In this survey paper, we establish a comprehensive state of the art of the different approaches to design, and conceptually build a data lake. First, we state the definitions of the data lake concept and complement the best existing one. Second, we investigate alternative architectures and technologies for data lakes, and propose a new typology of data lake architectures. Third, we review and discuss the metadata management techniques used in data lakes. We notably classify metadata and introduce the features that are necessary to achieve a full metadata system. Fourth, we discuss the pros and cons of data lakes. Fifth, we summarize by a mind map the key concepts introduced in this paper (Figure 10).
Eventually, in echo to the topics we chose not to address in this paper (Section 1), we would like to open the discussion on important current research issues in the field of data lakes.
Data integration and transformation have long been recurring issues. Though delayed, they are still present in data lakes and made even more challenging by big data volume, variety, velocity and lack of veracity. Moreover, when transforming such data, User-Defined Functions (UDFs) must very often be used (MapReduce tasks, typically). In ETL and ELT processes, UDFs are much more difficult to optimize than classical queries, an issue that is not addressed yet by the literature Stefanowski2017.
With data storage solutions currently going beyond HDFS in data lakes, data interrogation through metadata is still a challenge. Multistores and polystores indeed provide unified solutions for structured and semi-structured data, but do not address unstructured data, which are currently queried separately through index stores. Moreover, when considering data gravity Madera2016, virtual data integration becomes a relevant solution. Yet, mediation approaches are likely to require new, big data-tailored query optimization and caching approaches Quix2018; Stefanowski2017.

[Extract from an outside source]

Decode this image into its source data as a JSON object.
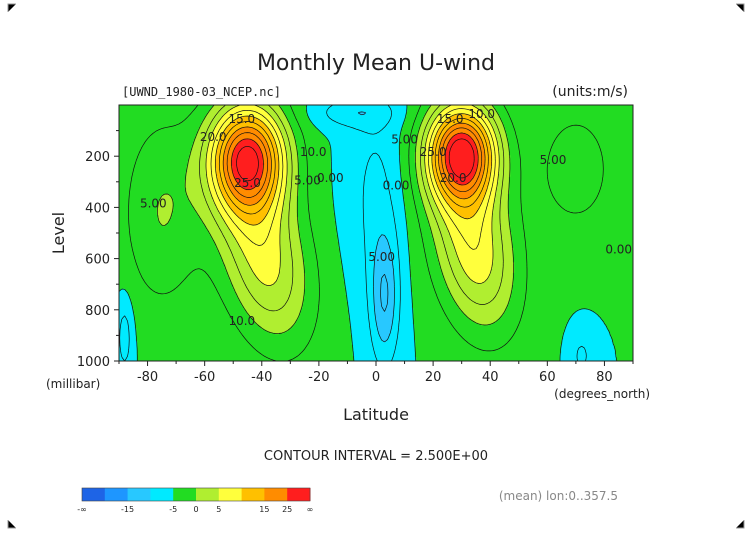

Unstructured datasets, although unanimously acknowledged as ubiquitous and sources of crucial information, are very little specifically addressed in data lake-related literature. Index storage and text mining are usually mentioned, but there is no deep thinking about global querying or analysis solutions. Moreover, exploiting other types of unstructured data but text, e.g., images, sounds and videos, is not even envisaged as of today.

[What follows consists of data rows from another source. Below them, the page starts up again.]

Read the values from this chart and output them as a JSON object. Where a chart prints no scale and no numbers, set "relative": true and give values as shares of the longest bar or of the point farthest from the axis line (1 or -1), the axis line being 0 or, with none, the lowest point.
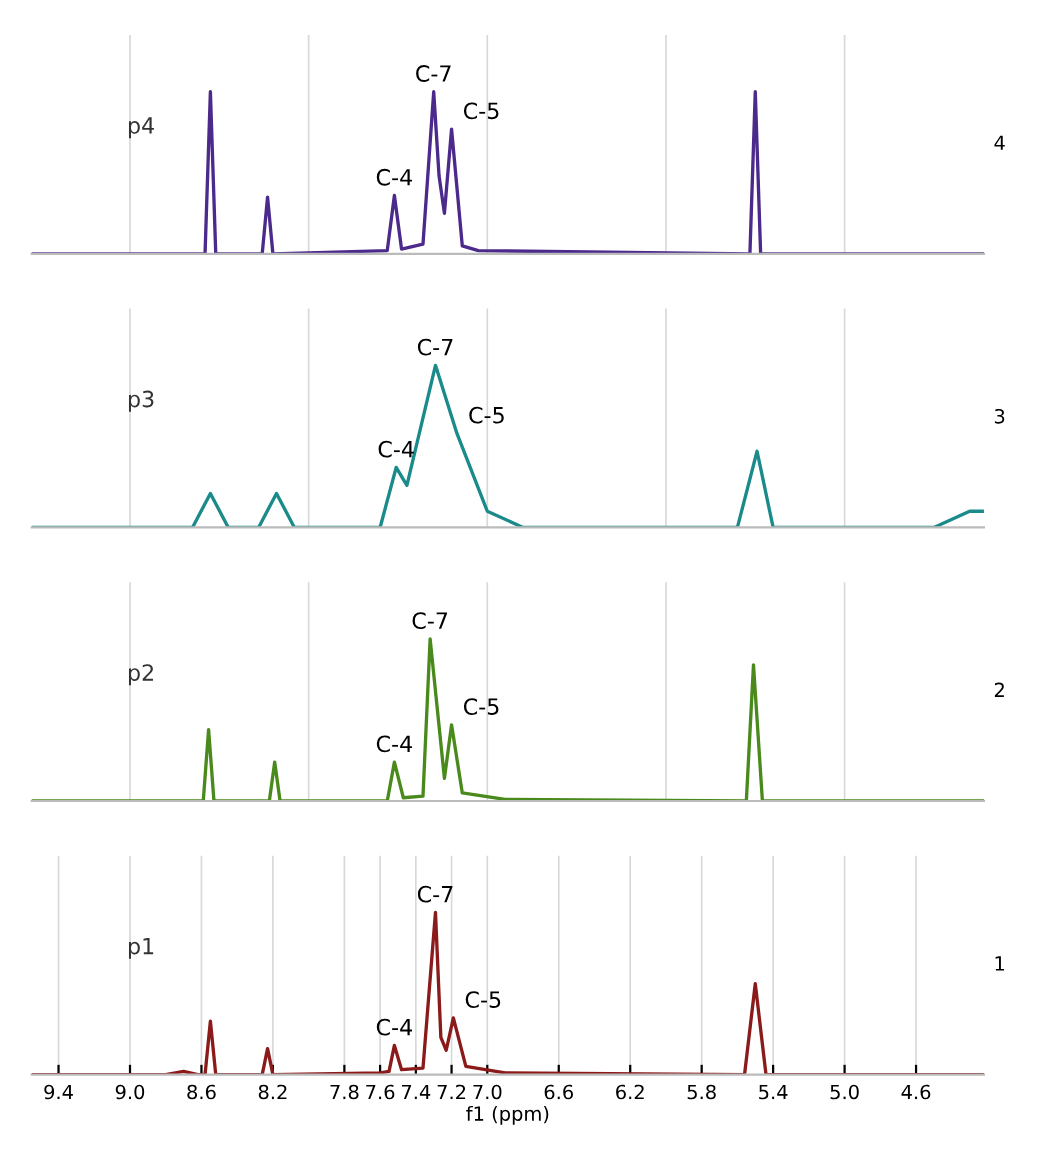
{
  "chart_data": [
    {
      "type": "line",
      "relative": true,
      "tick_labels": false,
      "grid": "x",
      "xlim": [
        9.55,
        4.22
      ],
      "legend": false,
      "series": [
        {
          "name": "p4",
          "color": "#4b2a8c",
          "x": [
            9.55,
            8.58,
            8.55,
            8.52,
            8.26,
            8.23,
            8.2,
            7.56,
            7.52,
            7.48,
            7.36,
            7.3,
            7.27,
            7.24,
            7.2,
            7.14,
            7.05,
            5.53,
            5.5,
            5.47,
            4.22
          ],
          "values": [
            0,
            0,
            1,
            0,
            0,
            0.35,
            0,
            0.02,
            0.36,
            0.03,
            0.06,
            1,
            0.48,
            0.25,
            0.77,
            0.05,
            0.02,
            0,
            1,
            0,
            0
          ]
        }
      ],
      "annotations": [
        {
          "text": "C-4",
          "x": 7.52,
          "y": 0.36
        },
        {
          "text": "C-7",
          "x": 7.3,
          "y": 1
        },
        {
          "text": "C-5",
          "x": 7.2,
          "y": 0.77
        },
        "4"
      ]
    },
    {
      "type": "line",
      "relative": true,
      "tick_labels": false,
      "grid": "x",
      "xlim": [
        9.55,
        4.22
      ],
      "legend": false,
      "series": [
        {
          "name": "p3",
          "color": "#1a8a8a",
          "x": [
            9.55,
            8.65,
            8.55,
            8.45,
            8.28,
            8.18,
            8.08,
            7.6,
            7.51,
            7.45,
            7.29,
            7.17,
            7.0,
            6.8,
            5.6,
            5.49,
            5.4,
            4.5,
            4.3,
            4.22
          ],
          "values": [
            0,
            0,
            0.21,
            0,
            0,
            0.21,
            0,
            0,
            0.37,
            0.26,
            1,
            0.58,
            0.1,
            0,
            0,
            0.47,
            0,
            0,
            0.1,
            0.1
          ]
        }
      ],
      "annotations": [
        {
          "text": "C-4",
          "x": 7.51,
          "y": 0.37
        },
        {
          "text": "C-7",
          "x": 7.29,
          "y": 1
        },
        {
          "text": "C-5",
          "x": 7.17,
          "y": 0.58
        },
        "3"
      ]
    },
    {
      "type": "line",
      "relative": true,
      "tick_labels": false,
      "grid": "x",
      "xlim": [
        9.55,
        4.22
      ],
      "legend": false,
      "series": [
        {
          "name": "p2",
          "color": "#4a8a1c",
          "x": [
            9.55,
            8.59,
            8.56,
            8.53,
            8.22,
            8.19,
            8.16,
            7.56,
            7.52,
            7.47,
            7.36,
            7.32,
            7.24,
            7.2,
            7.14,
            6.9,
            5.55,
            5.51,
            5.46,
            4.22
          ],
          "values": [
            0,
            0,
            0.44,
            0,
            0,
            0.24,
            0,
            0,
            0.24,
            0.02,
            0.03,
            1,
            0.14,
            0.47,
            0.05,
            0.01,
            0,
            0.84,
            0,
            0
          ]
        }
      ],
      "annotations": [
        {
          "text": "C-4",
          "x": 7.52,
          "y": 0.24
        },
        {
          "text": "C-7",
          "x": 7.32,
          "y": 1
        },
        {
          "text": "C-5",
          "x": 7.2,
          "y": 0.47
        },
        "2"
      ]
    },
    {
      "type": "line",
      "relative": true,
      "tick_labels": "x",
      "grid": "x",
      "xlim": [
        9.55,
        4.22
      ],
      "legend": false,
      "xlabel": "f1 (ppm)",
      "xticks": [
        9.4,
        {
          "value": 9,
          "label": "9.0"
        },
        8.6,
        8.2,
        7.8,
        7.6,
        7.4,
        7.2,
        {
          "value": 7,
          "label": "7.0"
        },
        6.6,
        6.2,
        5.8,
        5.4,
        {
          "value": 5,
          "label": "5.0"
        },
        4.6
      ],
      "series": [
        {
          "name": "p1",
          "color": "#8b1a1a",
          "x": [
            9.55,
            8.8,
            8.7,
            8.62,
            8.58,
            8.55,
            8.52,
            8.26,
            8.23,
            8.2,
            7.6,
            7.55,
            7.52,
            7.48,
            7.36,
            7.29,
            7.26,
            7.23,
            7.19,
            7.12,
            6.9,
            5.56,
            5.5,
            5.44,
            4.22
          ],
          "values": [
            0,
            0,
            0.02,
            0,
            0,
            0.33,
            0,
            0,
            0.16,
            0,
            0.01,
            0.02,
            0.18,
            0.03,
            0.04,
            1,
            0.23,
            0.15,
            0.35,
            0.05,
            0.01,
            0,
            0.56,
            0,
            0
          ]
        }
      ],
      "annotations": [
        {
          "text": "C-4",
          "x": 7.52,
          "y": 0.18
        },
        {
          "text": "C-7",
          "x": 7.29,
          "y": 1
        },
        {
          "text": "C-5",
          "x": 7.19,
          "y": 0.35
        },
        "1"
      ]
    }
  ]
}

Again, although all actors in the data lake domain stress the importance of data governance to avoid a data lake turning into a data swamp, data quality, security, life cycle management and metadata lineage are viewed as risks rather than issues to address a priori in data lakes Madera2016. Data governance principles are indeed currently seldom turned into actual solutions.
Finally, data security is currently addressed from a technical point of view in data lakes, i.e., through access and privilege control, network isolation, e.g., with Docker tools Cha2018, data encryption and secure search engines Maroto2018. However, beyond these issues and those already addressed by data governance (integrity, consistency, availability) and/or related to the European General Data Protection Regulation (GDPR), by storing and cross-analyzing large volumes of various data, data lakes allow mashups that potentially induce serious breaches of data privacy Joss2016. Such issues are still researched as of today.